A lot of people were expecting clarity on Indian startups being allowed to list abroad. I don’t think startups listing on Indian bourses is a bad idea, because if they list abroad, Indian investors have no way of making money from them 
February 02, 2022 / 15:30 IST

Anand Lunia

Budget 2022 was presented in Parliament on February 1 and it was pretty good, right? The decision to reduce surcharge on LTCG itself feels like a big victory. The government is trying to create multiple ecosystems — in defence, agriculture, and finance, which is a big thing. The LTCG move (where surcharge has been cut from 37 percent to 15 percent) means that a big shift in mentality has happened. At the same time, virtual digital assets are being taxed at 30 percent. So it is not treating LTCG from startup investing as speculative gains.

A lot of people were expecting clarity on Indian startups being allowed to list abroad. That’s where I disagree. I don’t think startups listing on Indian bourses is a bad idea, because if they list abroad, Indian investors have no way of making money from them.

Investors sometimes push companies to list abroad, also assuming that the Indian stock markets are not deep enough. This has been conclusively proven wrong last year. If investors in the United States want to come, institutional investors are already in India. I don’t see why US domestic investors have to invest in Indian companies at the cost of Indian investors.

Some investors also say that US investors can handle loss-making companies better, but that logic can be argued either way. So, while foreign listing was a demand for some industry players, the government realised it is not required.

Broadly, what is expected from the Budget is the removal of friction in various sectors. To be fair, removing friction is not to be done at budget level alone. Throughout the year, various ministries need work towards it, and held accountable for it. But further issues do need to be addressed, like the fact that ESOPs are taxed twice (at allotment, and sale). Similarly startups need to jump through a lot of hoops, and be evaluated for a tax break. As a venture capitalist, I fund startups, and would not invest in dubious companies to avoid taxes. In this light, there should be an automatic criteria for the government to give tax breaks. Yet, none of my portfolio companies gets it because of bureaucratic red tape.

The panel for PE/VC funds should also be quite helpful, because if you want investors to invest in India and pay taxes here, incentives have to align. Differentiating management fees and carry, and whether carry should be taxed as business income or capital gains (currently treated as business income) needs to be discussed.
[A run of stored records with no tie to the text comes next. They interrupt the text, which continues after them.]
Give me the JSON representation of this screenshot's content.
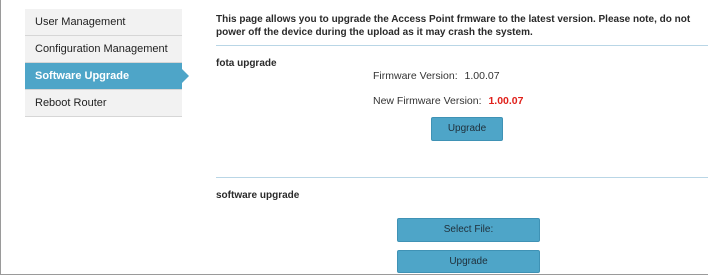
{
  "sidebar": {
    "items": [
      {
        "label": "User Management"
      },
      {
        "label": "Configuration Management"
      },
      {
        "label": "Software Upgrade"
      },
      {
        "label": "Reboot Router"
      }
    ]
  },
  "main": {
    "intro": "This page allows you to upgrade the Access Point frmware to the latest version. Please note, do not power off the device during the upload as it may crash the system.",
    "fota": {
      "title": "fota upgrade",
      "firmware_label": "Firmware Version:",
      "firmware_value": "1.00.07",
      "new_firmware_label": "New Firmware Version:",
      "new_firmware_value": "1.00.07",
      "upgrade_label": "Upgrade"
    },
    "software": {
      "title": "software upgrade",
      "select_label": "Select File:",
      "upgrade_label": "Upgrade"
    }
  },
  "colors": {
    "accent": "#4ea5c8",
    "new_version": "#e0201a",
    "sidebar_bg": "#f2f2f2"
  }
}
In some cases where the fund manager does not contribute capital to the fund, it can be seen as income. It would be good if everything is converted to the LTCG regime, but it needs to be discussed, otherwise fund managers would set up entities in Mauritius or Singapore or elsewhere.

Lastly, a tax on virtual digital assets and a digital currency being introduced shows a mindset shift, and lends legitimacy to this space. So far our company has not invested in crypto or Web 3 startups because we weren’t able to trust the founders we met. Now that it is mainstream with greater transparency, the quality of crypto entrepreneurs will improve.

Overall it is a Budget that lifts the spirit, and even if the net LTCG rate has come down only from 28 percent to 23 percent, it is a step in the right direction. Once the government finds out that investors are moving to Singapore because of poor tax laws, they will take it further down.

(As told to M Sriram)

Anand Lunia is general partner, India Quotient. Views are personal, and do not represent the stand of this publication.